In any case, the Catholic illiterate, even if he was helped by the superior intelligence of his nephew, achieved all his objectives in a single day: his election, his confirmation and his coronation.

Already the day after the assassination of the competitors, the names of the popes Leo I and those of the patriarchs of Catholic convictions, were included in the Eucharistic prayer. And on September 7, Justinian, the imperial nephew, was able to communicate to Rome: ‘The most arduous of the problems related to faith have been solved with the help of God’. In his congratulatory letter, the Pope underlined the intervention of the divine will in the election and showed his hope of an early ecclesiastical unification… And the nephew Justinian proclaimed in 520 that Justin based his sovereignty on ‘the holy religion’.

Once again, then, the Chalcedon formula recovered its validity. For Justin, the decisive man of the new government, at least concerning ecclesiastical politics ‘understood that only a clear yes to Chalcedon offered prospects for pacifying the kingdom’ (Bacht, SJ). (Note of the Ed.: SJ means Society of Jesus. This Bacht guy was probably a Jesuit priest.) In other words: the Catholic Church had looked after maintaining eternal discord as ‘pacification’ then meant, as history shows and will continue to show each time the occasion presents itself, the following: oppression of the other religions.

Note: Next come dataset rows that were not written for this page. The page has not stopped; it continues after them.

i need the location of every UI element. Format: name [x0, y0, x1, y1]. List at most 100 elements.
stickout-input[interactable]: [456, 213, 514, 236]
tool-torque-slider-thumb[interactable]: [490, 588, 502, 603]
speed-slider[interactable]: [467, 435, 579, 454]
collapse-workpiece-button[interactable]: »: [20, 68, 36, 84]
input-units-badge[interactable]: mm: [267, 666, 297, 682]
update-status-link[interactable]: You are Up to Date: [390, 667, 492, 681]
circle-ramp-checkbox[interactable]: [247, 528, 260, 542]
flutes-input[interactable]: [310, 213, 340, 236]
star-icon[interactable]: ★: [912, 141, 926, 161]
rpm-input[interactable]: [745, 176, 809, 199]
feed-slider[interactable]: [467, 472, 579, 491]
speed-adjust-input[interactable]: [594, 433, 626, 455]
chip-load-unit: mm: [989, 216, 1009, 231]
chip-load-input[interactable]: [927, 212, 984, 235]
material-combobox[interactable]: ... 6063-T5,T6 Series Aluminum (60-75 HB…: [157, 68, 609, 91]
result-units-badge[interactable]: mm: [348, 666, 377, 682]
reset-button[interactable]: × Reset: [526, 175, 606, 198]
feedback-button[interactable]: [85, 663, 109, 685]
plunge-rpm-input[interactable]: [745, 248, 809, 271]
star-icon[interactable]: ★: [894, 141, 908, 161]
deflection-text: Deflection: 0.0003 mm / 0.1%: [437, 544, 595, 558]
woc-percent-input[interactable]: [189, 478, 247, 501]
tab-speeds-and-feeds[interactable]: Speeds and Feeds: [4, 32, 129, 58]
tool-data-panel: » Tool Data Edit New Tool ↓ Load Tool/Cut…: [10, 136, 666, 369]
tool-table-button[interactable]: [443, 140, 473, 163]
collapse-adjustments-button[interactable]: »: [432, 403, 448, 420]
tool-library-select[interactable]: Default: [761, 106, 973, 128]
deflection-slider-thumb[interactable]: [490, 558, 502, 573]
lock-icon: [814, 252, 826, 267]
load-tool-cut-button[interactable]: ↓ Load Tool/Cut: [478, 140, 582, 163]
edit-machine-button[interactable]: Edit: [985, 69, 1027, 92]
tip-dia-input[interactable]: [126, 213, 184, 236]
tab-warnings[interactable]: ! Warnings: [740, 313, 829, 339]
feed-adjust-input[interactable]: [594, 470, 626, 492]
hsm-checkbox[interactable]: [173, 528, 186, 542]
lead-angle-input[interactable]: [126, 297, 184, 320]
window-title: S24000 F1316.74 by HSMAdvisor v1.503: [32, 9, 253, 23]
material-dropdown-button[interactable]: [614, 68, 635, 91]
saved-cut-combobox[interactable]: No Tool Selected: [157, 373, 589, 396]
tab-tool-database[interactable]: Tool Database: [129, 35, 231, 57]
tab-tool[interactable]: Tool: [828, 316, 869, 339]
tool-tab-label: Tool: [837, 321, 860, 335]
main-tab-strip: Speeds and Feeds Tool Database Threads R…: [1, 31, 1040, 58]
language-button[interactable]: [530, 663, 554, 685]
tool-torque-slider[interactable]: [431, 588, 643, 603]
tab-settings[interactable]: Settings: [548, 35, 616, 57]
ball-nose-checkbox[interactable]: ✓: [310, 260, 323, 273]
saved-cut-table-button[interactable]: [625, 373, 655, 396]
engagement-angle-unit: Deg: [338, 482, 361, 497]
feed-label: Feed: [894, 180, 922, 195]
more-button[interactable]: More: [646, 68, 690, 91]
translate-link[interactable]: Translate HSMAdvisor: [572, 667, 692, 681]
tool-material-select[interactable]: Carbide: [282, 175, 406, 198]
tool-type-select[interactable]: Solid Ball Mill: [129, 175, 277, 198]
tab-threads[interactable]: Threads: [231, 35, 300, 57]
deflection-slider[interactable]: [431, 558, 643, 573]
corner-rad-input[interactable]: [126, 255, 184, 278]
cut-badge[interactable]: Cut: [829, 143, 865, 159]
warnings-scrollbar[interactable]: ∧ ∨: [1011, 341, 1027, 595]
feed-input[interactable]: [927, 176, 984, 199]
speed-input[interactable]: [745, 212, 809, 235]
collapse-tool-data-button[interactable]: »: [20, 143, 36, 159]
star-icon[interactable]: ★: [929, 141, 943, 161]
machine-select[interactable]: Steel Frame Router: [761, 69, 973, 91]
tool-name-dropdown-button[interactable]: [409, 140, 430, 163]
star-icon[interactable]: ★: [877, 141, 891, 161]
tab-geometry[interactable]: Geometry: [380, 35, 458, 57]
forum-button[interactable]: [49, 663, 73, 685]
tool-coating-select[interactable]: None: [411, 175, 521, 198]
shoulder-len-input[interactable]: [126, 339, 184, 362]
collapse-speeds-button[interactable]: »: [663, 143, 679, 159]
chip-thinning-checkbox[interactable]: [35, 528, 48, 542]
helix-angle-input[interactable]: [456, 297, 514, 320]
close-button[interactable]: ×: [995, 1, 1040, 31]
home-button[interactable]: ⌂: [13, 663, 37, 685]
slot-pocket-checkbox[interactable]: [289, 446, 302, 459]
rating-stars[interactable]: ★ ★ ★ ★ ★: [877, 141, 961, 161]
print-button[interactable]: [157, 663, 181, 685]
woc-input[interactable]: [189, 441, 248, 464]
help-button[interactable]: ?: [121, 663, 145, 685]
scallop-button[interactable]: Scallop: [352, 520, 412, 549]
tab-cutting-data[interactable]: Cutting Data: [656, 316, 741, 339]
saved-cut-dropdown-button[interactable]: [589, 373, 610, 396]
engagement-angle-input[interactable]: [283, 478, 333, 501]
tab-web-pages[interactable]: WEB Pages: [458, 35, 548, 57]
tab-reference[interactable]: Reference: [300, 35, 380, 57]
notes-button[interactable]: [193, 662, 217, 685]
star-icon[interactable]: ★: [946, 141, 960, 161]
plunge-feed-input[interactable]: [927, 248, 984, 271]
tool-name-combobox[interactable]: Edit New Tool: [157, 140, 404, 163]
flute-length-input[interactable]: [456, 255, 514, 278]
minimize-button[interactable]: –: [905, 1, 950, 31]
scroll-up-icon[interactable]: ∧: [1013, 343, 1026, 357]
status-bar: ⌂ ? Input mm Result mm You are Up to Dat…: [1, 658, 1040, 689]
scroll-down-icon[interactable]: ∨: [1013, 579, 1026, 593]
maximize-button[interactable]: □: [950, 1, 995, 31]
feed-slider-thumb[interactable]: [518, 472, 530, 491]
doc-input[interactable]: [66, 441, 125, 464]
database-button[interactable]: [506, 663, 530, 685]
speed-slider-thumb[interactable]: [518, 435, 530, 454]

Justinian also understood this in writing to the emperor: ‘See as day after day the delirium of the old enemy continues to wreak havoc. Although the problem has been resolved by a definitive trial, peace is delayed’. The Pope wanted a ‘return to love’, to peace—a peace which he praised before the emperor with the pseudo-pacifist biblical words: ‘Glory to God in the highest, and on earth peace, good will toward men!’ For men of good will are always only those who want what Rome wants. Rubín, in his brilliant monograph on Justinian, says: ‘Peace for the co-religionists, war and terror for those who disagree’.